Professor Kerry Howe received a Fulbright Travel Award to take up a visiting professorship at the University of Hawai‘i for the Spring Semester of 1987. Now a Professor of History at Massey University Albany, Kerry recently lent his expertise to Auckland Museum’s major new exhibition Vaka Moana, chronicling “the untold story of the world’s greatest exploration” – that of the Pacific. A curator of the exhibition, Kerry also edited and wrote two chapters for the accompanying 368 page book.

Vaka Moana

For the past three years I have been heavily involved in the Vaka Moana exhibition currently showing at the Auckland War Memorial Museum. The exhibition was the brainchild of Director Dr Rodney Wilson who (easily) enticed me onto his curatorial team as well as entrusted me to edit the very large scholarly volume that accompanies the exhibition (Vaka Moana: The Voyages of the Ancestors, Auckland: David Bateman/Auckland Museum, 2006).

Vaka Moana tells the story of the Austronesian people (the direct ancestors of today’s Pacific islanders) who emerged from Southeast Asia more than 4,000 years ago and settled the remotest islands on the world’s largest ocean. This magnificent feat is not only a unique saga of our region, it is also a fundamental part of the story of the human settlement of the entire planet. The Pacific Ocean and its islands were the last places on earth to be explored and settled by humans. With that settlement, humans reached the end of the habitable world. If we wish to go further, we have to head out into space.

The reason why the Pacific islands were the last places to be inhabited is simply because they were the most difficult to get to. Homo sapiens settled all of Africa, then Eurasia, and then the Americas mainly by walking. But you cannot walk to the Pacific islands. To do so humans needed to have two skills. The first was a blue water technology and a navigational system. The second was the ability to plant and harvest crops and domesticate animals, since the islands of the Pacific were very poor in edible flora and fauna. For example, there were no coconuts, or yams, or taro, or breadfruit, or sugar cane, or bananas and so on before humans introduced them. The development of agriculture and a blue water technology came relatively late in human history, well within the last 10,000 years.

Kerry Howe
Professor Kerry Howe

The Austronesian people originated in the area of southern China perhaps 5,000 or more years ago – long before the development of modern ‘Chinese’ society. They had the agricultural skills, and they developed the world’s first ocean going vessels and the capacity to navigate them. They began their voyaging into the Oceanic Pacific some 3,500 years ago. This was long before anyone else on earth developed oceanic sailing.

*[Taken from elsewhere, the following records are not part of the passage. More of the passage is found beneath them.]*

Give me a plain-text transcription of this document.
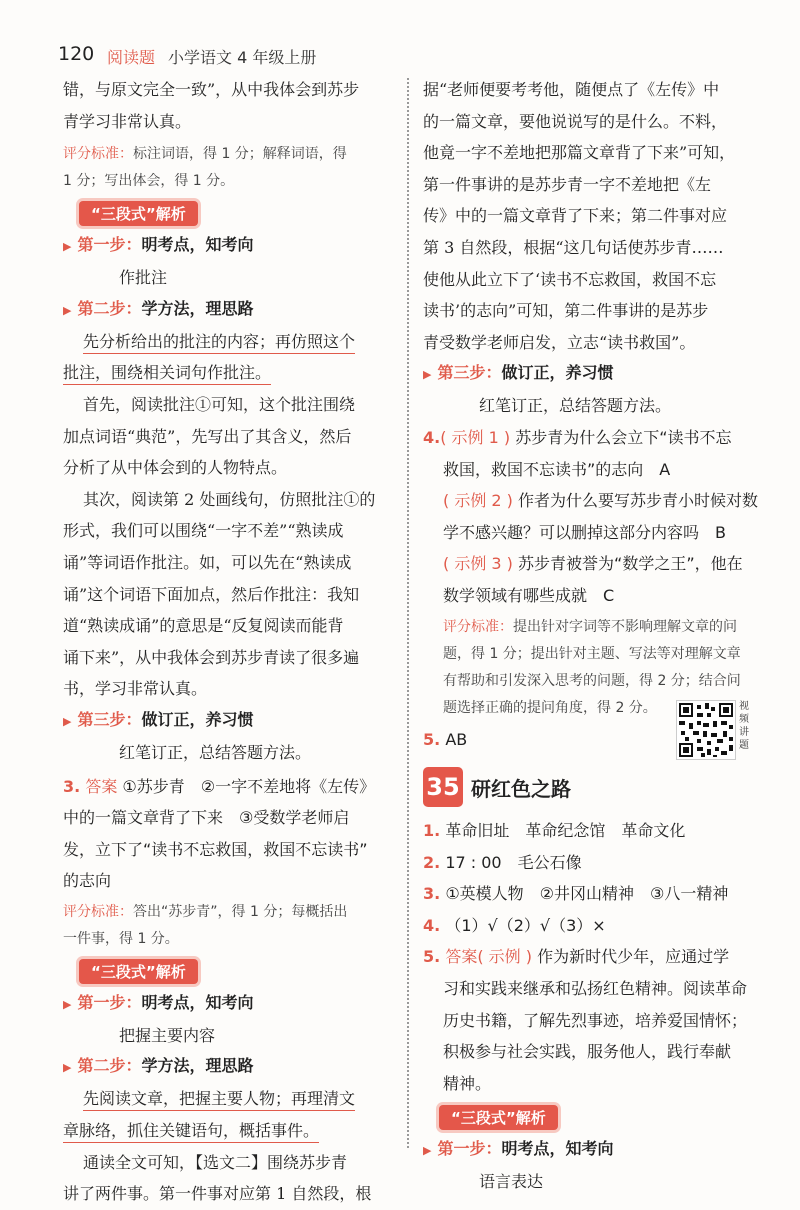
120 阅读题 小学语文 4 年级上册
错，与原文完全一致”，从中我体会到苏步
青学习非常认真。
评分标准：标注词语，得 1 分；解释词语，得
1 分；写出体会，得 1 分。
“三段式”解析
▶ 第一步：明考点，知考向
作批注
▶ 第二步：学方法，理思路
先分析给出的批注的内容；再仿照这个
批注，围绕相关词句作批注。
首先，阅读批注①可知，这个批注围绕
加点词语“典范”，先写出了其含义，然后
分析了从中体会到的人物特点。
其次，阅读第 2 处画线句，仿照批注①的
形式，我们可以围绕“一字不差”“熟读成
诵”等词语作批注。如，可以先在“熟读成
诵”这个词语下面加点，然后作批注：我知
道“熟读成诵”的意思是“反复阅读而能背
诵下来”，从中我体会到苏步青读了很多遍
书，学习非常认真。
▶ 第三步：做订正，养习惯
红笔订正，总结答题方法。
3. 答案 ①苏步青　②一字不差地将《左传》
中的一篇文章背了下来　③受数学老师启
发，立下了“读书不忘救国，救国不忘读书”
的志向
评分标准：答出“苏步青”，得 1 分；每概括出
一件事，得 1 分。
“三段式”解析
▶ 第一步：明考点，知考向
把握主要内容
▶ 第二步：学方法，理思路
先阅读文章，把握主要人物；再理清文
章脉络，抓住关键语句，概括事件。
通读全文可知，【选文二】围绕苏步青
讲了两件事。第一件事对应第 1 自然段，根
据“老师便要考考他，随便点了《左传》中
的一篇文章，要他说说写的是什么。不料，
他竟一字不差地把那篇文章背了下来”可知，
第一件事讲的是苏步青一字不差地把《左
传》中的一篇文章背了下来；第二件事对应
第 3 自然段，根据“这几句话使苏步青……
使他从此立下了‘读书不忘救国，救国不忘
读书’的志向”可知，第二件事讲的是苏步
青受数学老师启发，立志“读书救国”。
▶ 第三步：做订正，养习惯
红笔订正，总结答题方法。
4.( 示例 1 ) 苏步青为什么会立下“读书不忘
救国，救国不忘读书”的志向　A
( 示例 2 ) 作者为什么要写苏步青小时候对数
学不感兴趣？可以删掉这部分内容吗　B
( 示例 3 ) 苏步青被誉为“数学之王”，他在
数学领域有哪些成就　C
评分标准：提出针对字词等不影响理解文章的问
题，得 1 分；提出针对主题、写法等对理解文章
有帮助和引发深入思考的问题，得 2 分；结合问
题选择正确的提问角度，得 2 分。
5. AB
35 研红色之路
1. 革命旧址　革命纪念馆　革命文化
2. 17 : 00　毛公石像
3. ①英模人物　②井冈山精神　③八一精神
4. （1）√（2）√（3）×
5. 答案( 示例 ) 作为新时代少年，应通过学
习和实践来继承和弘扬红色精神。阅读革命
历史书籍，了解先烈事迹，培养爱国情怀；
积极参与社会实践，服务他人，践行奉献
精神。
“三段式”解析
▶ 第一步：明考点，知考向
语言表达
视频讲题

This exhibition celebrates that achievement. It shows how their migrations right across the ocean can be traced by modern investigative techniques. Much of the exhibition is about the sailing technology employed by the Austronesians, and their navigational skills. It also covers the development of the essentially maritime cultures as they had emerged by the time of western contact. And it outlines the impact of this western contact as two maritime people – Pacific and European – met for the first time. There was much cultural loss, particular of Pacific peoples’ sailing practices.

The exhibition brings the story up to date by showing the amazing renewal of traditional sailing and navigating skills which has taken place over the past 30 or so years. Today traditional sailing along the ancient migratory sea routes has become a major cultural activity for many people in Polynesia, and a symbol of Pacific peoples’ renewed pride in their heritage and identity in the modern world.

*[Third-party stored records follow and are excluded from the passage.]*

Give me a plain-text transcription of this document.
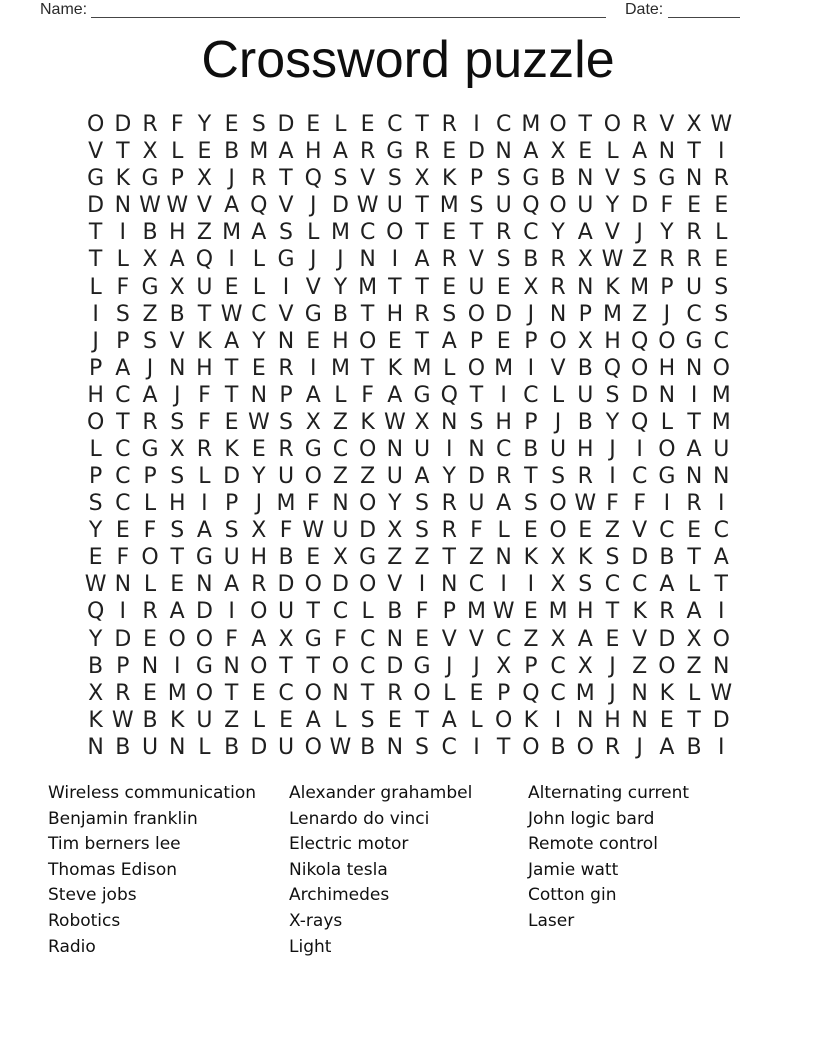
Name:	Date:
Crossword puzzle
O D R F Y E S D E L E C T R I C M O T O R V X W
V T X L E B M A H A R G R E D N A X E L A N T I
G K G P X J R T Q S V S X K P S G B N V S G N R
D N W W V A Q V J D W U T M S U Q O U Y D F E E
T I B H Z M A S L M C O T E T R C Y A V J Y R L
T L X A Q I L G J J N I A R V S B R X W Z R R E
L F G X U E L I V Y M T T E U E X R N K M P U S
I S Z B T W C V G B T H R S O D J N P M Z J C S
J P S V K A Y N E H O E T A P E P O X H Q O G C
P A J N H T E R I M T K M L O M I V B Q O H N O
H C A J F T N P A L F A G Q T I C L U S D N I M
O T R S F E W S X Z K W X N S H P J B Y Q L T M
L C G X R K E R G C O N U I N C B U H J I O A U
P C P S L D Y U O Z Z U A Y D R T S R I C G N N
S C L H I P J M F N O Y S R U A S O W F F I R I
Y E F S A S X F W U D X S R F L E O E Z V C E C
E F O T G U H B E X G Z Z T Z N K X K S D B T A
W N L E N A R D O D O V I N C I I X S C C A L T
Q I R A D I O U T C L B F P M W E M H T K R A I
Y D E O O F A X G F C N E V V C Z X A E V D X O
B P N I G N O T T O C D G J J X P C X J Z O Z N
X R E M O T E C O N T R O L E P Q C M J N K L W
K W B K U Z L E A L S E T A L O K I N H N E T D
N B U N L B D U O W B N S C I T O B O R J A B I
Wireless communication
Benjamin franklin
Tim berners lee
Thomas Edison
Steve jobs
Robotics
Radio
Alexander grahambel
Lenardo do vinci
Electric motor
Nikola tesla
Archimedes
X-rays
Light
Alternating current
John logic bard
Remote control
Jamie watt
Cotton gin
Laser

There were many challenges in telling this great story – a major one being that there are no surviving vessels from thousands of years ago, and few ancient cultural artefacts (though there are many from the time when Europeans first entered the Ocean – and the Auckland Museum has one of the world’s best collections of such material).

What was required was an imaginative and intellectual reconstruction of this greatest migration in human history, so the exhibition essentially offers an argument rather than just simply displaying material objects – that argument is about the human capacity for technological innovation and discovery and the consequent deliberate and purposeful exploration of the mighty Pacific Ocean. The exhibition will travel overseas for up to five years – to Australia, Southeast Asia, North America and Europe – and will return to Te Papa in New Zealand when its journeying is over.